AN applicant approaches an official of the Sindh Board of Revenue’s People’s Service Centre in Hyderabad, one of 26 such centres set up across the province for computerisation of land records.
AN applicant approaches an official of the Sindh Board of Revenue’s People’s Service Centre in Hyderabad, one of 26 such centres set up across the province for computerisation of land records.

ENTERING this section of the Sindh Board of Revenue (BoR) department is a pleasant surprise. Unlike the usual bureaucratic environment, here a corporate outlook seems to prevail. This is one of the BoR’s People’s Service Centres, located just paces away from the BoR secretariat in the Shahbaz Building, where land and property owners can get access to their records.

Form 2, Form 7A and Form 7B, which show the ownership of land and property across Sindh, are accessible here on the production of the owner’s computerised identity card. The applicant is issued with a token upon entry into the office, and then waits for his or her turn to appear before the official concerned to input details into the digitised information system. Eventually the document, printed on paper that has security features, is given to the applicant upon payment of a modest fee. And the fee, too, wasn’t charged until recently, till the project was officially launched. This is the Land Administration & Revenue Management Information System introduced by the Sindh BoR a few days ago.

“We are hopefully on the path to have a paperless system of documentation by June 2017,” says Zulfikar Shah, a BoR member.
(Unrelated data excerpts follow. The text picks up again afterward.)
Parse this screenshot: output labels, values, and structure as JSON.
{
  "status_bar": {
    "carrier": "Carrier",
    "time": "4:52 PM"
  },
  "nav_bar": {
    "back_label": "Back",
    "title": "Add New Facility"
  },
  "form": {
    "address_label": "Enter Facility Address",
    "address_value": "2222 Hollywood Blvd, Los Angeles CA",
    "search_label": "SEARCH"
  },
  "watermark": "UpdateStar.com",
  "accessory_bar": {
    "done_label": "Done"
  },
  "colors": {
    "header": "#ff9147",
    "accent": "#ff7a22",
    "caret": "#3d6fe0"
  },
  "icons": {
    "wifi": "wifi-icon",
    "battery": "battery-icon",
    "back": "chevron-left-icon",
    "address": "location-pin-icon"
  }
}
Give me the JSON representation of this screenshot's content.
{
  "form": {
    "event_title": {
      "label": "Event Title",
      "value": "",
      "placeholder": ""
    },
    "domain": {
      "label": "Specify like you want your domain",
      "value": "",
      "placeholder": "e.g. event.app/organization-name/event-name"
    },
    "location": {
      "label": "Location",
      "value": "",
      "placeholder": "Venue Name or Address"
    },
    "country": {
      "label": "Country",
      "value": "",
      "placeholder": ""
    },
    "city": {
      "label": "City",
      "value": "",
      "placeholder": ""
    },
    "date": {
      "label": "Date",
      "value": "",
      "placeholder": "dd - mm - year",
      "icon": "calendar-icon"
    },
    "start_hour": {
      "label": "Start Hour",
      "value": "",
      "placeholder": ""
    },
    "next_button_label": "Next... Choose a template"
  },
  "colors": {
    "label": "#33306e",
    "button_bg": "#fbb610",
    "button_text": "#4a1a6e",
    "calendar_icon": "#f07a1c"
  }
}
Land revenue documentation has, because of official lethargy, always been a tedious process. It seems, though, that some beginning has been made to streamline it. Those associated with the farming sector have always felt they are at a disadvantage because of indifference on the part of revenue officers such as mukhtiarkars and tapedars who, they believe, deny them their own records they need to obtain agricultural credit and gain access to government farm development schemes.
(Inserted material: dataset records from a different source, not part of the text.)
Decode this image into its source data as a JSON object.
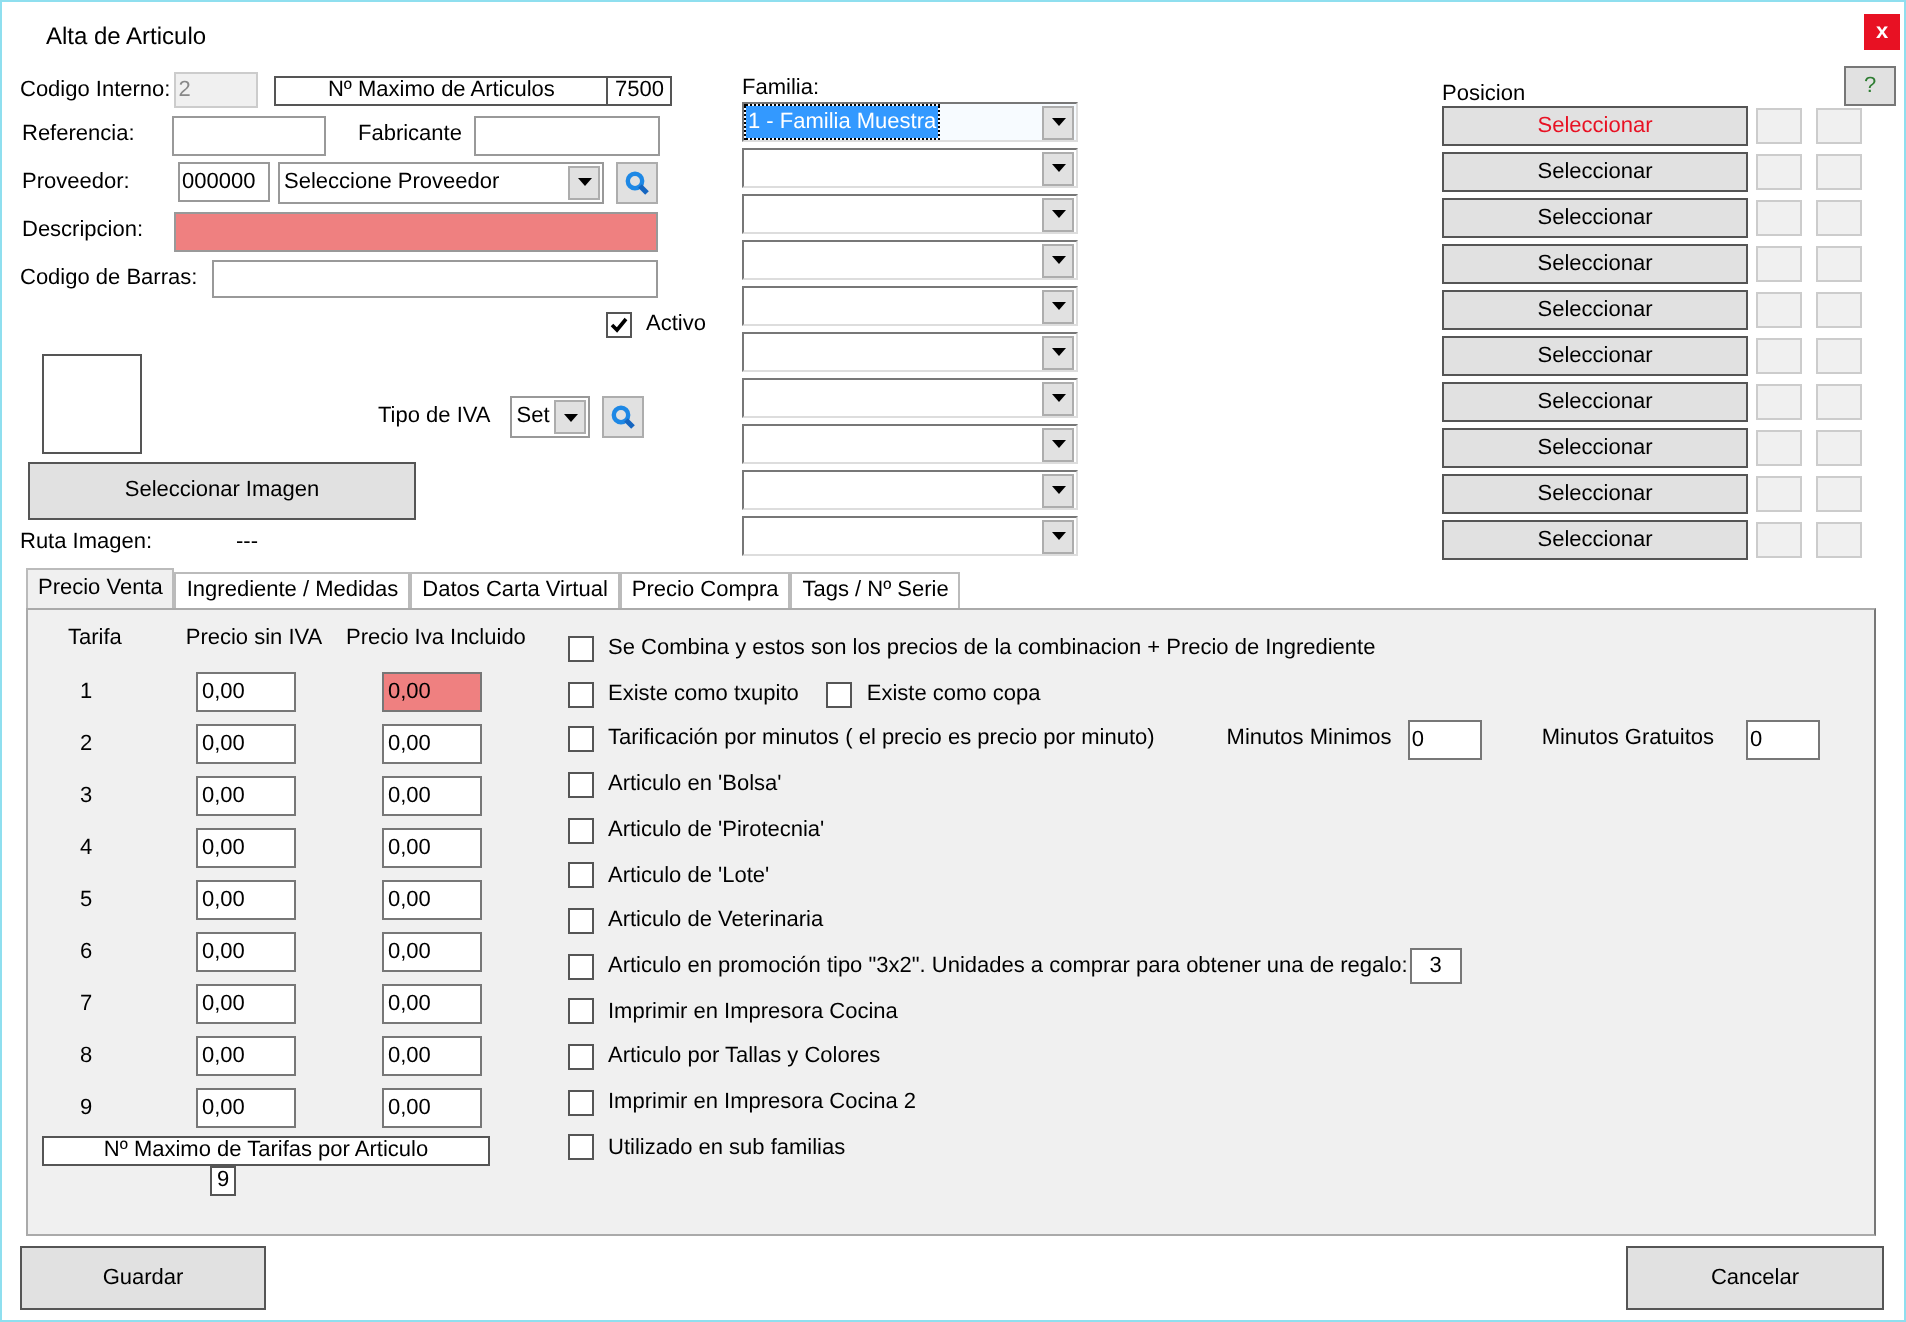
{
  "window": {
    "title": "Alta de Articulo",
    "close": "x"
  },
  "help_button": "?",
  "general": {
    "codigo_interno": {
      "label": "Codigo Interno:",
      "value": "2"
    },
    "max_articulos": {
      "label": "Nº Maximo de Articulos",
      "value": "7500"
    },
    "referencia": {
      "label": "Referencia:"
    },
    "fabricante": {
      "label": "Fabricante"
    },
    "proveedor": {
      "label": "Proveedor:",
      "code": "000000",
      "value": "Seleccione Proveedor"
    },
    "descripcion": {
      "label": "Descripcion:",
      "error": true
    },
    "codigo_barras": {
      "label": "Codigo de Barras:"
    },
    "activo": {
      "label": "Activo",
      "checked": true
    },
    "tipo_iva": {
      "label": "Tipo de IVA",
      "value": "Set"
    },
    "imagen_button": "Seleccionar Imagen",
    "ruta_imagen": {
      "label": "Ruta Imagen:",
      "value": "---"
    }
  },
  "familia": {
    "label": "Familia:",
    "combos": [
      {
        "value": "1 - Familia Muestra",
        "selected": true
      },
      {
        "selected": false
      },
      {
        "selected": false
      },
      {
        "selected": false
      },
      {
        "selected": false
      },
      {
        "selected": false
      },
      {
        "selected": false
      },
      {
        "selected": false
      },
      {
        "selected": false
      },
      {
        "selected": false
      }
    ]
  },
  "posicion": {
    "label": "Posicion",
    "rows": [
      {
        "button": "Seleccionar",
        "color": "#e81123"
      },
      {
        "button": "Seleccionar",
        "color": "#000000"
      },
      {
        "button": "Seleccionar",
        "color": "#000000"
      },
      {
        "button": "Seleccionar",
        "color": "#000000"
      },
      {
        "button": "Seleccionar",
        "color": "#000000"
      },
      {
        "button": "Seleccionar",
        "color": "#000000"
      },
      {
        "button": "Seleccionar",
        "color": "#000000"
      },
      {
        "button": "Seleccionar",
        "color": "#000000"
      },
      {
        "button": "Seleccionar",
        "color": "#000000"
      },
      {
        "button": "Seleccionar",
        "color": "#000000"
      }
    ]
  },
  "tabs": [
    {
      "label": "Precio Venta",
      "selected": true
    },
    {
      "label": "Ingrediente / Medidas",
      "selected": false
    },
    {
      "label": "Datos Carta Virtual",
      "selected": false
    },
    {
      "label": "Precio Compra",
      "selected": false
    },
    {
      "label": "Tags / Nº Serie",
      "selected": false
    }
  ],
  "prices": {
    "columns": [
      "Tarifa",
      "Precio sin IVA",
      "Precio Iva Incluido"
    ],
    "rows": [
      {
        "tarifa": "1",
        "sin_iva": "0,00",
        "con_iva": "0,00",
        "error": true
      },
      {
        "tarifa": "2",
        "sin_iva": "0,00",
        "con_iva": "0,00",
        "error": false
      },
      {
        "tarifa": "3",
        "sin_iva": "0,00",
        "con_iva": "0,00",
        "error": false
      },
      {
        "tarifa": "4",
        "sin_iva": "0,00",
        "con_iva": "0,00",
        "error": false
      },
      {
        "tarifa": "5",
        "sin_iva": "0,00",
        "con_iva": "0,00",
        "error": false
      },
      {
        "tarifa": "6",
        "sin_iva": "0,00",
        "con_iva": "0,00",
        "error": false
      },
      {
        "tarifa": "7",
        "sin_iva": "0,00",
        "con_iva": "0,00",
        "error": false
      },
      {
        "tarifa": "8",
        "sin_iva": "0,00",
        "con_iva": "0,00",
        "error": false
      },
      {
        "tarifa": "9",
        "sin_iva": "0,00",
        "con_iva": "0,00",
        "error": false
      }
    ],
    "max_tarifas": {
      "label": "Nº Maximo de Tarifas por Articulo",
      "value": "9"
    }
  },
  "options": [
    {
      "kind": "plain",
      "label": "Se Combina y estos son los precios de la combinacion + Precio de Ingrediente",
      "checked": false
    },
    {
      "kind": "pair",
      "label": "Existe como txupito",
      "checked": false,
      "second": {
        "label": "Existe como copa",
        "checked": false
      }
    },
    {
      "kind": "minutes",
      "label": "Tarificación por minutos ( el precio es precio por minuto)",
      "checked": false,
      "fields": [
        {
          "label": "Minutos Minimos",
          "value": "0"
        },
        {
          "label": "Minutos Gratuitos",
          "value": "0"
        }
      ]
    },
    {
      "kind": "plain",
      "label": "Articulo en 'Bolsa'",
      "checked": false
    },
    {
      "kind": "plain",
      "label": "Articulo de 'Pirotecnia'",
      "checked": false
    },
    {
      "kind": "plain",
      "label": "Articulo de 'Lote'",
      "checked": false
    },
    {
      "kind": "plain",
      "label": "Articulo de Veterinaria",
      "checked": false
    },
    {
      "kind": "promo",
      "label": "Articulo en promoción tipo \"3x2\". Unidades a comprar para obtener una de regalo:",
      "checked": false,
      "value": "3"
    },
    {
      "kind": "plain",
      "label": "Imprimir en Impresora Cocina",
      "checked": false
    },
    {
      "kind": "plain",
      "label": "Articulo por Tallas y Colores",
      "checked": false
    },
    {
      "kind": "plain",
      "label": "Imprimir en Impresora Cocina 2",
      "checked": false
    },
    {
      "kind": "plain",
      "label": "Utilizado en  sub familias",
      "checked": false
    }
  ],
  "buttons": {
    "save": "Guardar",
    "cancel": "Cancelar"
  }
}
Historically, Sindh has remained resentful against disparities in the disbursement of farm credit (which is regulated by the State Bank of Pakistan) as its share amounts to 12 per cent or a little over. This is mainly due to the limited availability of farmers’ passbooks, and a lack of coordination with the revenue department that hinders the verification of these books.

The exercise is “for the time being for the keeping of records,” says Advocate Ramiz Bukhari as he waits for his turn to get Form 2, which he had lost. “We can’t use it for sale and purchase as the document [issued here] has no legal value. The sale certificate is given to us only when the ‘unofficial’ fee is paid otherwise we are driven from pillar to post.”

Twenty-six People’s Service Centres are ready across Sindh, one in each district. The provincial excise tax department has also set up a counter to receive the motor vehicles tax through a one-window operation. The number of visitors is bound to increase, which may require the authorities to raise the number of data-processing assistants or assistant managers. “There are hiccups in the system which may add up when the workload increases,” admits one officer, referring to, for example, internet speed issues.

This project has been executed by the Sindh government at a cost of Rs4.9 billion. Apart from the issuance of records, also under way is the reconstruction of rights records that were burnt in arson attacks after the assassination of former prime minister Benazir Bhutto in Dec 2007. Currently, four million entries of land records are available online through a centralised system. Five million registration documents — sales deeds, for example — are available on microfilm in sub-registrars’ offices across Sindh. These are to be computerised through a programme supervised by the National Database and Registration Authority.

Zulfikar Shah, the BoR member, claims that an e-stamp will be issued from authorised banks to any individual who will no longer be required to purchase the separate stamps/tickets that are used for several types of transactions. He adds that this record, which pertains mainly to transactions regarding residential and commercial properties, will be available online. Documents obtained from the centre are to be valid for subsequent transactions.

“We have written to the State Bank to direct commercial banks to accept the automated forms to extend credit to farmers,” says Shah. “It’s for the SBP to handle it. If banks need verification, they should just send it to us.”

A farmers’ leader, Mahmood Nawaz Shah, remains unimpressed though. “The computerised document has no legal value,” he points out. “Banks will not provide loans to farmers on its basis until some mechanism is worked out with the SBP’s intervention. Further, only 80pc of the record is computerised and just 50pc is error free.”